Is not it a great idea? Living underground, in the space that would be occupied by a vehicle that is no longer used. If cars disappeared, how much wasted space that could be turned into wonderful single-person homes! What’s the problem? Housing is the central theme of the Norwegian film ‘Arkitekten’, available on Filmin, the Catalan platform that also celebrates its Atlàntida Film Fest these days in style, in Mallorca. Recently, former President Zapatero said in an interview that during his term the biggest structural problems in Spain were employment and housing, and then everything else. And that today, the same. The house has a thousand facets and this series tries to identify them and turn them around as best it can.
For starters, we live somewhere in the near future, where everything is sinister but resonates with life today: voice assistants maintain that haunting HAL-9000 vibe, delivery drones replace a visit from your mother, and we interact with answering machines. automatic when we call the bank —the violence of this sequence in the series, the first, is brutal. The favorable granting of a mortgage is a dream and the one who manages to pay the down payment on a mini-apartment is perhaps thanks to the fact that he has received compensation because he has been violently robbed. There are even people who have started living illegally in garage spaces separated by curtains.
One of those who opts for this solution is Julie, who is going through all these problems, but on top of that she works as an intern in an architecture studio. One project could get her out of poverty: she’ll invent some way to build thousands of new homes in the crowded center of the city. A new law allows building houses without windows and the solution will be in the garage: “it doesn’t cost anything, the foundations are already made, and better without windows, since glass is very expensive” (by the way, the developers that appear are very magnificent and nothing “vultures”). Unexpectedly, Julie makes a friend on the other side of the curtain, in the adjacent garage space. Her name is Kaja, and it turns out that she is also an activist against urban barriers: with her radio she goes around the city slicing up thoughtful decorations, for example, so that no one sits down or a homeless person cannot sleep, something that we all see appear undisguisedly. in the ornamental elements of our cities. The relationship between the two, Julie and Kaja, seems to want to tell us something positive about contact between neighbors. We would be forced to understand each other if we all lived a curtain away and, perhaps, one in a million, we would find the most beautiful of friendships. There has to be something more than contact.
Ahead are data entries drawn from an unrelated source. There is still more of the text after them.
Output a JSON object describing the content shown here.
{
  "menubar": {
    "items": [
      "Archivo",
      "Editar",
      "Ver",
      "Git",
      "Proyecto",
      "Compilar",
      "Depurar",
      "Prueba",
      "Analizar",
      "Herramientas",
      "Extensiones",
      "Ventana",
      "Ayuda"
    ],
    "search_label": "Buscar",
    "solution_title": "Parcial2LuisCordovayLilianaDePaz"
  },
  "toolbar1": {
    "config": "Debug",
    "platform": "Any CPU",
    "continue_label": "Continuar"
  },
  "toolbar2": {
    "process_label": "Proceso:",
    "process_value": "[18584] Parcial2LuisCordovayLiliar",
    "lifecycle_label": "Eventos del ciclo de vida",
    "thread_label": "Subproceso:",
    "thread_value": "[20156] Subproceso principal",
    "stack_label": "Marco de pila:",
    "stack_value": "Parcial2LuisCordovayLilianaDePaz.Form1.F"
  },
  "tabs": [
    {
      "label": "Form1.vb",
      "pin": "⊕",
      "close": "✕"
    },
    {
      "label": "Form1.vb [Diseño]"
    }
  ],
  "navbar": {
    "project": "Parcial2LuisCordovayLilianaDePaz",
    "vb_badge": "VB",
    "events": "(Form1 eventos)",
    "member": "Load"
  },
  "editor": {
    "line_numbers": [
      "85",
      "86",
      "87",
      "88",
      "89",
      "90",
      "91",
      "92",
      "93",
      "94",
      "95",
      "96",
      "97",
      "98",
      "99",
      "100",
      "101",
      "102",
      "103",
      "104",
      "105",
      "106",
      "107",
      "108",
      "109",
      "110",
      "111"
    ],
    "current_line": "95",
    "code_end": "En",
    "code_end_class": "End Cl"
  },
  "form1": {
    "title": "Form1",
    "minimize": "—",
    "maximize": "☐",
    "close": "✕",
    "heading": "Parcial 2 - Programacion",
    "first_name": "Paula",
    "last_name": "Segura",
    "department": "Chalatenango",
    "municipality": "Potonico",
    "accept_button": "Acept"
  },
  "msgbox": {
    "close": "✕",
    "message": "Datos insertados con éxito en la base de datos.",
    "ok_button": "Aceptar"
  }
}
The series is very short —not even 80 minutes— and so minimalist that there is barely room to go into too many complexities. Beyond the visual and geometric beauty of the places, the characters can be counted on the fingers of one hand and everything seems a bit forced. The plot of the activist enters with a shoehorn, wanting to touch more sticks of the right to the city, as the academic Henri Lefebvre called it and David Harvey has dedicated his entire life to studying. Thus, in a short time, the right to public and private space is mixed, an interesting combination that would require more time. There is a very good moment in which Julie waits for her mother in a square, and a woman appears who reminds her that if she spends more than five minutes there, she is obliged to consume —the worker goes with a backpack-coffee maker on her back— . This is by no means crazy about the series, it is simply a slight exaggeration of the palpable trend towards the privatization of public spaces and the relentless drive towards hardly any leisure without spending in our societies. We see the same with face-to-face attention in the bank: there are already those who propose to collect it, just like in the series.
Only another couple of characters are explored, very grotesque, which are supposed to be the note of existentialist Nordic humor – in my case, laughter has not worked, nor has the “microwave rap” scene. Between the four of them, they generate a landscape that is too schematic for a very complex reality. More than real people, they seem like archetypes of moral options in the face of problems (activism at one extreme, insurance scam at another), which adds an air of strangeness to everything, encapsulated in the character of Julie. She also has an Asperger aura that reinforces this dystopian reverie.
This distance means that we don’t empathize with anyone —it’s not that it has to be that way—, but personally I would give the series an adjective: insufficient. It may be because I was expecting proposals or solutions, and here there are none —and it didn’t have to be that way either, error of expectations. It is tremendously negative and hopeless, so it is up to the viewer to wonder what to do to avoid moving towards that portrayed site, how to favor other things, what does a home mean and why should it have light and more than ten square meters, how do we do it if everyone we want to live in the same place… proposals, answers, which we will have to find elsewhere.